Main clues useful for differential diagnosis of hereditary periodic fever syndromes.
| Familial Mediterranean fever | Mevalonate kinase deficiency syndrome | Tumor necrosis factor receptor-associated periodic syndrome | Cryopyrin-associated periodic syndrome | |
|---|---|---|---|---|
| Onset | Childhood or adolescence | Infancy (first year of life) | 3–20 years | Neonatal period-childhood |
| Usual ethnicity | Armenian, nonsephardic Jews, Arab, Turkish people | Dutch and other Northern European populations | Firstly recognized in Northern European (Ireland and Scotland) people; any ethnicity | Panethnic |
| Fever duration | 1–4 days | 3–7 days | 1 or even 3-4 weeks, usually responding to corticosteroids | Subcontinuous/variable with circadian periodism and intermittent flares |
| Abdominal distress | Very common (in the form of sterile peritonitis) | Very common (abdominal pain, vomiting, diarrhea) | Common (abdominal pain, diarrhea, constipation) | Uncommon |
| Chest involvement | Pleurisy, often unilateral | Infrequent | Pleuritis | Absent |
| Skin involvement | Erysipelas-like rash on feet/ankles | Polymorphic rash, erythema elevatum diutinum, disseminated superficial actinic porokeratosis | Painful migratory eruption, edematous plaques | Neutrophilic urticaria-like skin eruption of variable severity and extension (either induced by cold exposure or constant) |
| Osteoarticular involvement | Arthralgias or arthritides | Arthralgias | Migratory arthralgias, nonerosive arthritides | Arthralgias of variable severity, deforming osteoarthritis involving large joints and contiguous bones (in CINCA syndrome) |
Figure 1Anteroposterior radiograph performed in a 12-year-old boy with chronic infantile neurological cutaneous and articular (CINCA) syndrome, showing a calcified mass-like region in the physis of the distal femur (see white arrows). Osteoarthropathy of CINCA patients is a unique feature of this condition, caused by abnormal endochondral bone growth, mainly affecting large joints and long bones, beginning in the first infancy and causing striking changes until skeletal maturity.

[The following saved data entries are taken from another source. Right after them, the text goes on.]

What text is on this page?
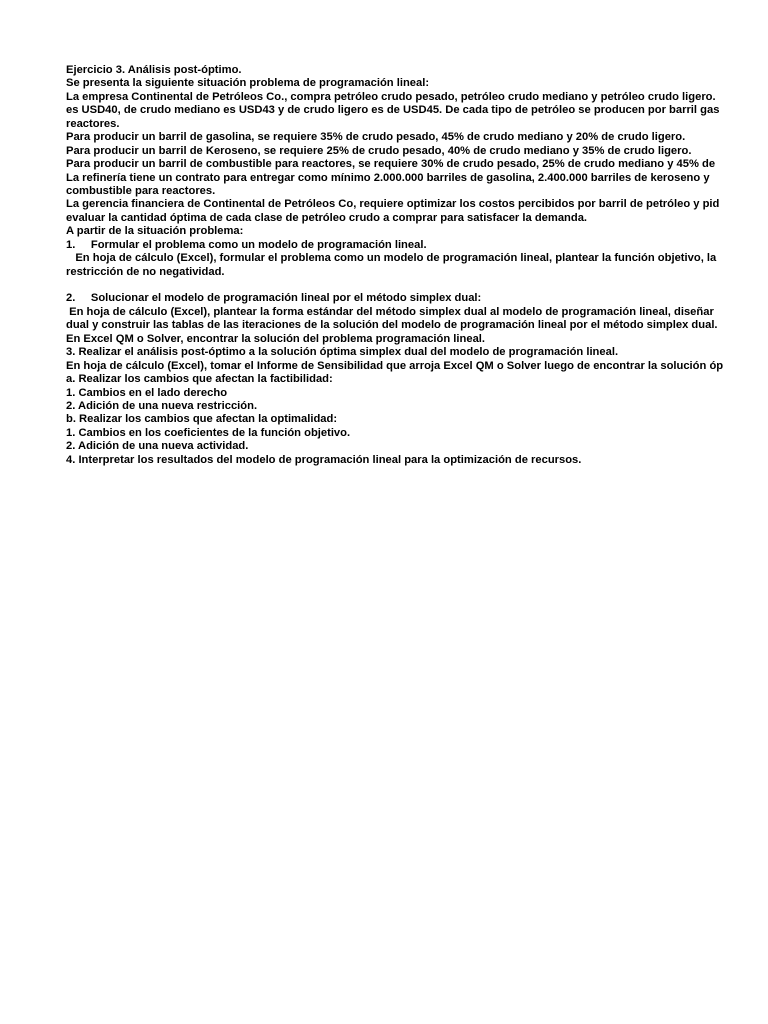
Ejercicio 3. Análisis post-óptimo.
Se presenta la siguiente situación problema de programación lineal:
La empresa Continental de Petróleos Co., compra petróleo crudo pesado, petróleo crudo mediano y petróleo crudo ligero.
es USD40, de crudo mediano es USD43 y de crudo ligero es de USD45. De cada tipo de petróleo se producen por barril gas
reactores.
Para producir un barril de gasolina, se requiere 35% de crudo pesado, 45% de crudo mediano y 20% de crudo ligero.
Para producir un barril de Keroseno, se requiere 25% de crudo pesado, 40% de crudo mediano y 35% de crudo ligero.
Para producir un barril de combustible para reactores, se requiere 30% de crudo pesado, 25% de crudo mediano y 45% de
La refinería tiene un contrato para entregar como mínimo 2.000.000 barriles de gasolina, 2.400.000 barriles de keroseno y
combustible para reactores.
La gerencia financiera de Continental de Petróleos Co, requiere optimizar los costos percibidos por barril de petróleo y pid
evaluar la cantidad óptima de cada clase de petróleo crudo a comprar para satisfacer la demanda.
A partir de la situación problema:
1.     Formular el problema como un modelo de programación lineal.
En hoja de cálculo (Excel), formular el problema como un modelo de programación lineal, plantear la función objetivo, la
restricción de no negatividad.
2.     Solucionar el modelo de programación lineal por el método simplex dual:
En hoja de cálculo (Excel), plantear la forma estándar del método simplex dual al modelo de programación lineal, diseñar
dual y construir las tablas de las iteraciones de la solución del modelo de programación lineal por el método simplex dual.
En Excel QM o Solver, encontrar la solución del problema programación lineal.
3. Realizar el análisis post-óptimo a la solución óptima simplex dual del modelo de programación lineal.
En hoja de cálculo (Excel), tomar el Informe de Sensibilidad que arroja Excel QM o Solver luego de encontrar la solución óp
a. Realizar los cambios que afectan la factibilidad:
1. Cambios en el lado derecho
2. Adición de una nueva restricción.
b. Realizar los cambios que afectan la optimalidad:
1. Cambios en los coeficientes de la función objetivo.
2. Adición de una nueva actividad.
4. Interpretar los resultados del modelo de programación lineal para la optimización de recursos.
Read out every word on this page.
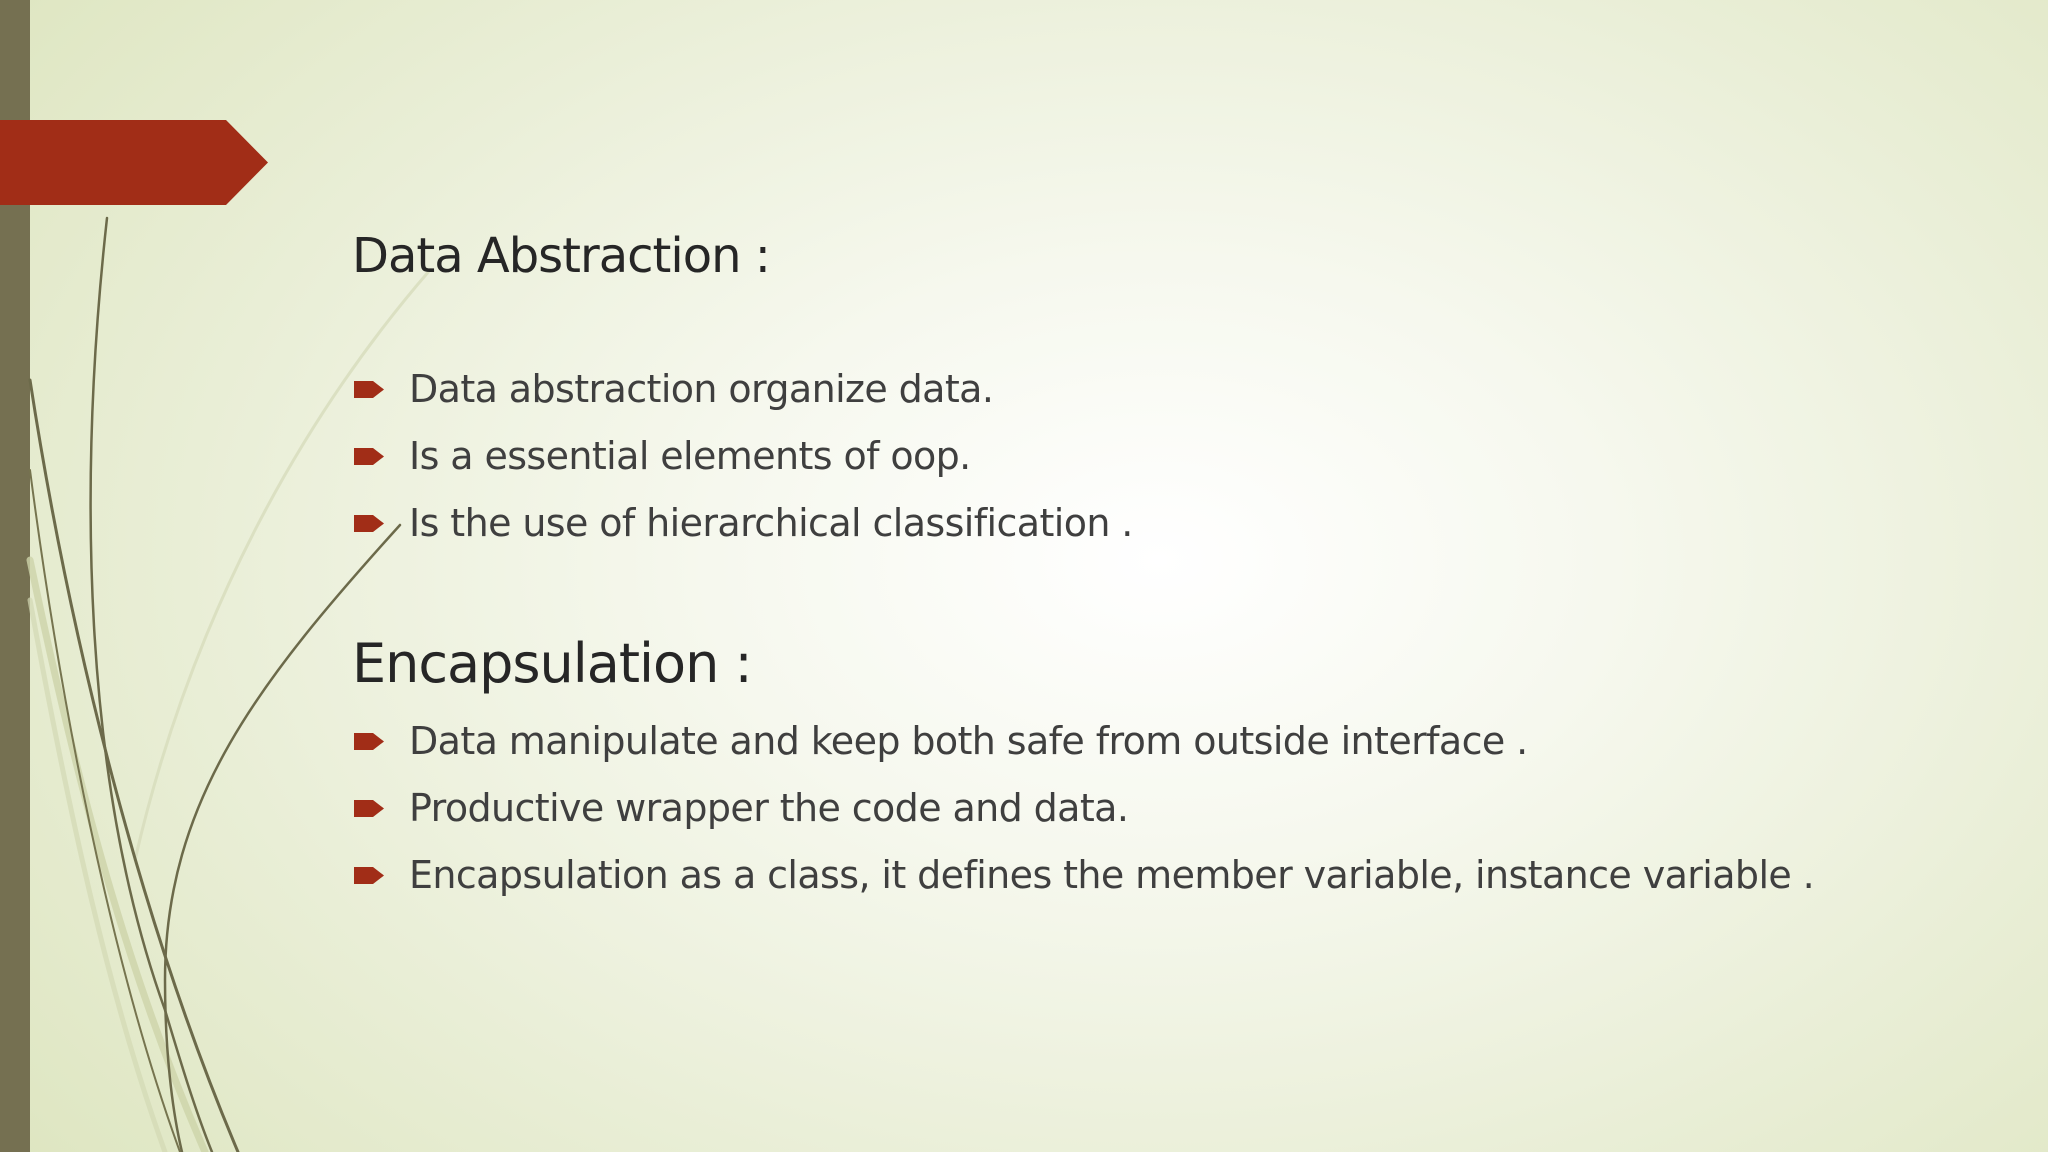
Data Abstraction :
Data abstraction organize data.
Is a essential elements of oop.
Is the use of hierarchical classification .
Encapsulation :
Data manipulate and keep both safe from outside interface .
Productive wrapper the code and data.
Encapsulation as a class, it defines the member variable, instance variable .
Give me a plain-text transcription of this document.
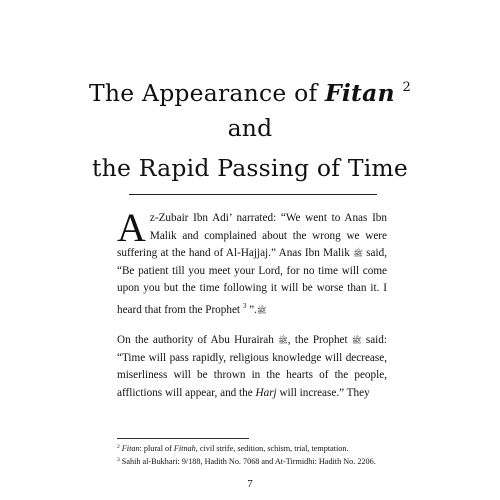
The Appearance of Fitan $^2$
and
the Rapid Passing of Time

Az-Zubair Ibn Adi’ narrated: “We went to Anas Ibn Malik and complained about the wrong we were suffering at the hand of Al-Hajjaj.” Anas Ibn Malik ﷺ said, “Be patient till you meet your Lord, for no time will come upon you but the time following it will be worse than it. I heard that from the Prophet ﷺ.” $^3$

On the authority of Abu Hurairah ﷺ, the Prophet ﷺ said: “Time will pass rapidly, religious knowledge will decrease, miserliness will be thrown in the hearts of the people, afflictions will appear, and the Harj will increase.” They

$^2$ Fitan: plural of Fitnah, civil strife, sedition, schism, trial, temptation.
$^3$ Sahih al-Bukhari: 9/188, Hadith No. 7068 and At-Tirmidhi: Hadith No. 2206.
7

Figure 2Schematic representation of the main pathophysiologic mechanisms involved in the less frequently diagnosed systemic autoinflammatory diseases. Blau syndrome (BLAU) and NLRP12-associated autoinflammatory disorder (NLRP12-AD) are caused by altered nuclear factor-κB (NF-κB) regulation, caused, respectively, by NOD2 and NLRP12 gene mutations. Deficiency of the interleukin-1 (IL-1) receptor antagonist (DIRA) and deficiency of interleukin-36 (IL-36) receptor antagonist (DITRA) are linked to mutations of genes coding, respectively, for IL-1 receptor antagonist (IL-1Ra) and IL-36 receptor antagonist (IL-36Ra). These mutations lead to the loss of IL-1β and IL-36 natural inhibition, resulting in uncontrolled proinflammatory responses. PAPA syndrome (PAPAs) is associated with increased IL-1β processing and secretion, as a consequence of proline-serine-threonine phosphatase-interacting protein 1 (PSTPIP1) gene mutations. Proteasome-associated diseases (PAD) are caused by mutations in the proteasome subunit beta type 8 (PSMB8), which lead to the accumulation of ubiquitinated proteins (Ub-proteins) and in turn to p38 phosphorylation, resulting in enhanced proinflammatory responses.
Figure 3Cold-induced skin rash in a young patient with NLRP12-associated autoinflammatory disorder.